Uruguay’s Lunarejo park aims to raise environmental awareness

By Alejandro Prieto
Rivera, Uruguay, Jul 15 (EFE).- Lunarejo Valley, one of Uruguay’s natural wonders, offers both breathtaking landscapes and a wealth of biodiversity that leaves visitors with a deeper understanding of the environment.
Located in the northwestern province of Rivera, near the border with Brazil, Valle del Lunarejo Regional Natural Park is one of 17 protected areas in South America’s second-smallest country.
“There is a great expanse of basaltic rock and we are over what is the Guarani Aquifer, one of the world’s largest subterranean reserves of potable water,” tour guide Cesar Viera tells EFE.
He says that one of the park’s functions is to serve as a biological corridor for fauna from neighboring Brazil, including species that are in danger of extinction, such as the coati (a raccoon relative), coendu (Brazilian porcupine), tamandua (anteater), guazubira (a kind of deer), and cascavel (rattlesnake).
Lunarejo is also home to “more than 150 bird species” and to a dazzling variety of fauna, Viera adds.
Besides bushes that produce edible flowers, one encounters medicinal plants such as carqueja baccharis, a remedy for stomach ailments; and baccharis articulata, a vasodilator known as “rural Viagra.”
Visitors can join 5 km (3 mi) nature walks or embark on journeys of up to five days.

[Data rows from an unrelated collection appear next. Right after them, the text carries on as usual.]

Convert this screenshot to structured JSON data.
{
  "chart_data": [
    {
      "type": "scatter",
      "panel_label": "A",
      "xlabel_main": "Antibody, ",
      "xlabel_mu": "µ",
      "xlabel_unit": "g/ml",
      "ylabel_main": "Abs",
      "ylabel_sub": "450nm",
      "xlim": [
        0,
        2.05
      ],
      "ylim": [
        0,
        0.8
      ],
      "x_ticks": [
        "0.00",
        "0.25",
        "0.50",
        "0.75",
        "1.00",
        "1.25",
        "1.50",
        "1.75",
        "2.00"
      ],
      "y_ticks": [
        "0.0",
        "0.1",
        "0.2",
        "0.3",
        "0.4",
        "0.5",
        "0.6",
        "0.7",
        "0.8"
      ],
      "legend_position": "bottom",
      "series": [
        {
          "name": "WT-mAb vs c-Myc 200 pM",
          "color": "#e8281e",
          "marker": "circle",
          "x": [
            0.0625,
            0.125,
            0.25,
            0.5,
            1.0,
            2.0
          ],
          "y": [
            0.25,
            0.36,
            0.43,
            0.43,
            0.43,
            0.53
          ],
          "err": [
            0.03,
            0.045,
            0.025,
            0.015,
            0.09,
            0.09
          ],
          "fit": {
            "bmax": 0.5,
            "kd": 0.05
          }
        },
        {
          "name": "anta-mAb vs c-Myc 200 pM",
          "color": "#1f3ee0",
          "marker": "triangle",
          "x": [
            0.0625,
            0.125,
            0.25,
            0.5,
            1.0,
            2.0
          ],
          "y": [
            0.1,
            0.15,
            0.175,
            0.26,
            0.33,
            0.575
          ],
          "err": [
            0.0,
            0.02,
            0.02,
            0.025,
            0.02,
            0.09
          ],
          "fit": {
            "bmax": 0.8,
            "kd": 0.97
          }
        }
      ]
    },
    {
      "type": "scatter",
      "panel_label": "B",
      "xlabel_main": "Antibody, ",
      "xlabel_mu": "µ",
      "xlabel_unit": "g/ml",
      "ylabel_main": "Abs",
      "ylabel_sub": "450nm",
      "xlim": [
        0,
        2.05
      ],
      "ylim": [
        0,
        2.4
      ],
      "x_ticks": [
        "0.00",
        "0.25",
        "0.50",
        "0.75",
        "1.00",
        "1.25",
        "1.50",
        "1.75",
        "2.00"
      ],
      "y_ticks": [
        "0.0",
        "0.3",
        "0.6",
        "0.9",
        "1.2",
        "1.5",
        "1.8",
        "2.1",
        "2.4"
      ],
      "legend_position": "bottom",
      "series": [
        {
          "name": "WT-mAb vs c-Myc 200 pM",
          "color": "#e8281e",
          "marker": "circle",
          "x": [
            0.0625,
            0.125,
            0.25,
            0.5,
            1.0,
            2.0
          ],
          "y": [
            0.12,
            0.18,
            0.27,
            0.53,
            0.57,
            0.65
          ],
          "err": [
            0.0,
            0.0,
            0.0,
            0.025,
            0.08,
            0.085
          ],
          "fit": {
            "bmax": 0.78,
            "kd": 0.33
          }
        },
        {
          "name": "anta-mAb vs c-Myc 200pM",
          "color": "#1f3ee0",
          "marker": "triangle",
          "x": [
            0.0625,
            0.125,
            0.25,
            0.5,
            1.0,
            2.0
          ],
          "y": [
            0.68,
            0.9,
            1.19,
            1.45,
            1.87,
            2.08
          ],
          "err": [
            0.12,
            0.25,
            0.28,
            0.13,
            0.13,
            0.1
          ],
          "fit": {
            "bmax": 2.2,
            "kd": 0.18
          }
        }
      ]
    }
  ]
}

“Our idea is that in every tourist who comes we can plant a seedling of consciousness, above all about the issue of water, but generally about care for the environment, not to litter, and when at home to choose organic (products) and avoid polluting,” Viera explains.

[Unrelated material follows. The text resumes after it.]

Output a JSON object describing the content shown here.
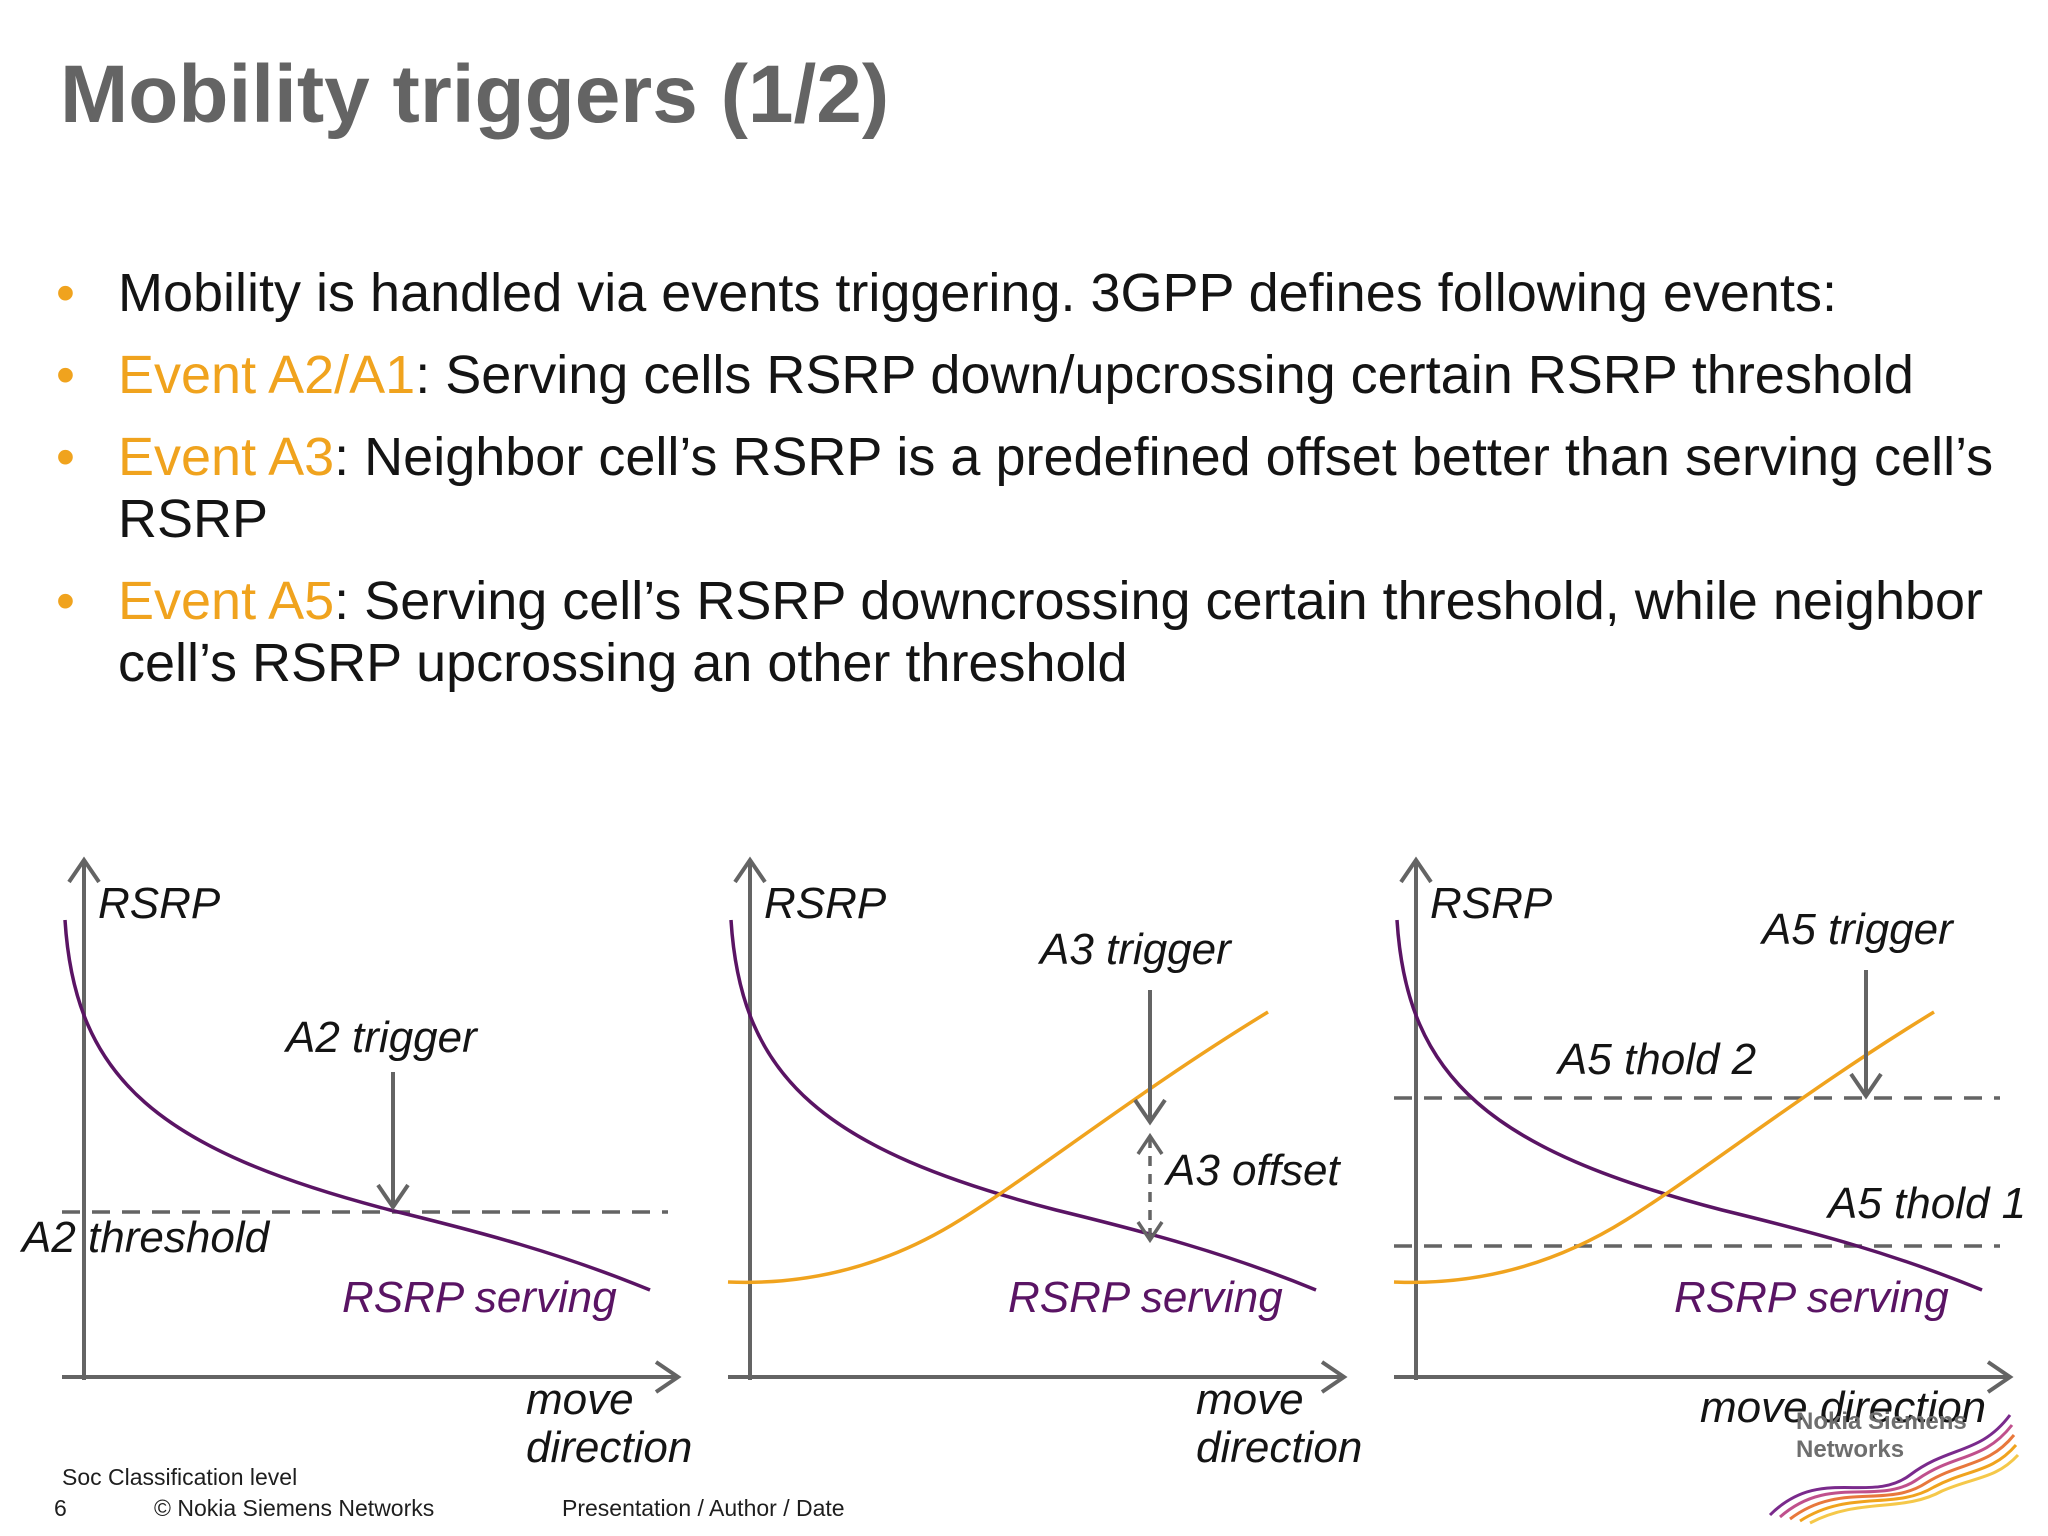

The park likewise opens a window on the heritage of Uruguay’s indigenous peoples.
Overlooking the Laureles gully is the Waterfall of the Indian, so named for the presence on the rock face of what looks like a man’s face.
“On one side the geologists confirm that it is a natural formation,” Viera says. “And on the other the historians recount that this zone could have been inhabited by Guenoas and Minuans, tribes who could have carved that rock.”